われわれは、この潜伏しているHHV-6が、残業がしばらく続いた、といった中程度の疲労によって再活性化することを見出しました。

じつは、われわれは疲労の研究を始める前に、すでにHHV-6が再活性化するしくみを解明していました。それは具体的にいえば、HHV-6の再活性化が、真核生物翻訳開始因子「eIF2α」のリン酸化によって引き起こされる、という現象です。真核生物翻訳開始因子とは、核を持つ生物である真核生物の細胞が、タンパク質をつくる際に必要な因子です。

ヒトの体には、ストレスに反応するしくみが複数備わっていますが、そのうちの一つに、「統合的ストレス応答」(以下は「ISR」と表記します)と呼ばれるものがあります。この反応では、さまざまなストレスに対応するために、細胞がeIF2αをリン酸化して(*その本来の機能を奪い)、タンパク質の合成が起こらないようにします。

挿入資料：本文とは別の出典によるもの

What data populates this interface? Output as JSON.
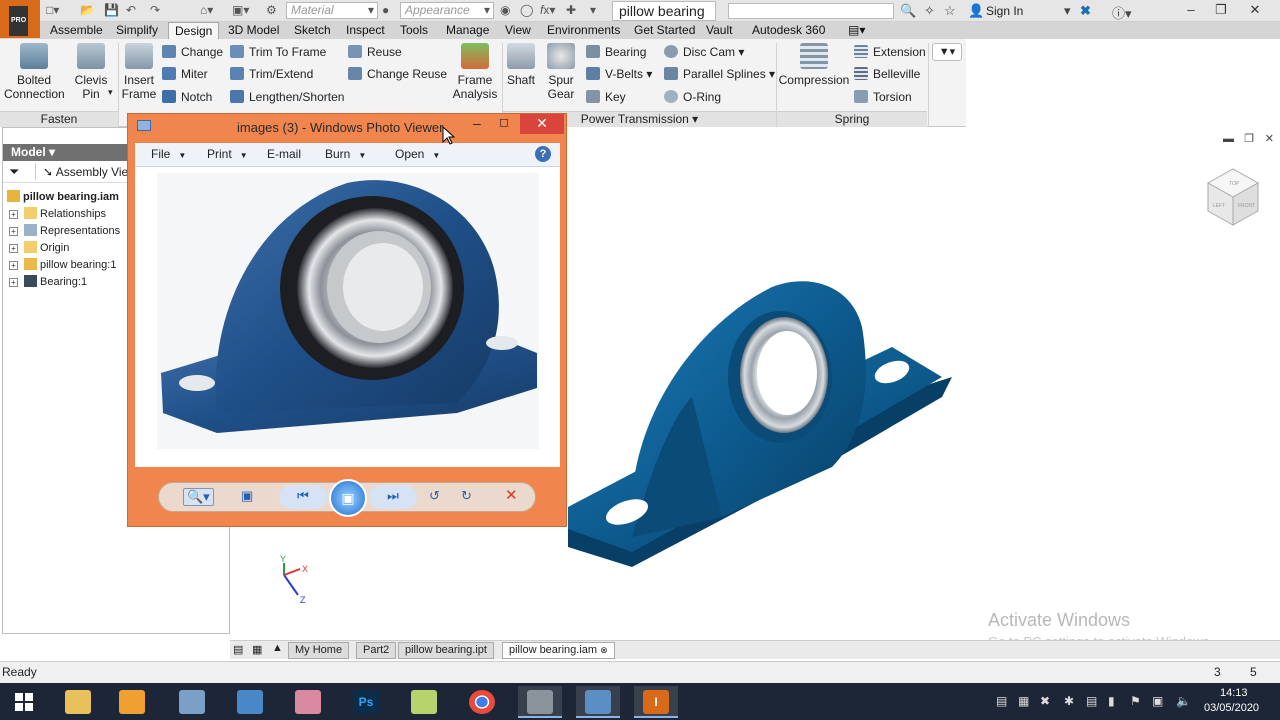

ストレスがかかった状態で無理にタンパク質をつくっても、正しいタンパク質がつくれず、変なタンパク質をつくって細胞が死んでしまったり、がんになったりします。ウイルスに感染されている場合は、タンパク質をつくっても細胞がウイルスに乗っ取られているので、ウイルスのタンパク質だけをつくってしまいます。こうした場合に、タンパク質合成をストップするのがISRというわけです。ISRは強く作用した場合には、「アポトーシス」という細胞死も誘導します。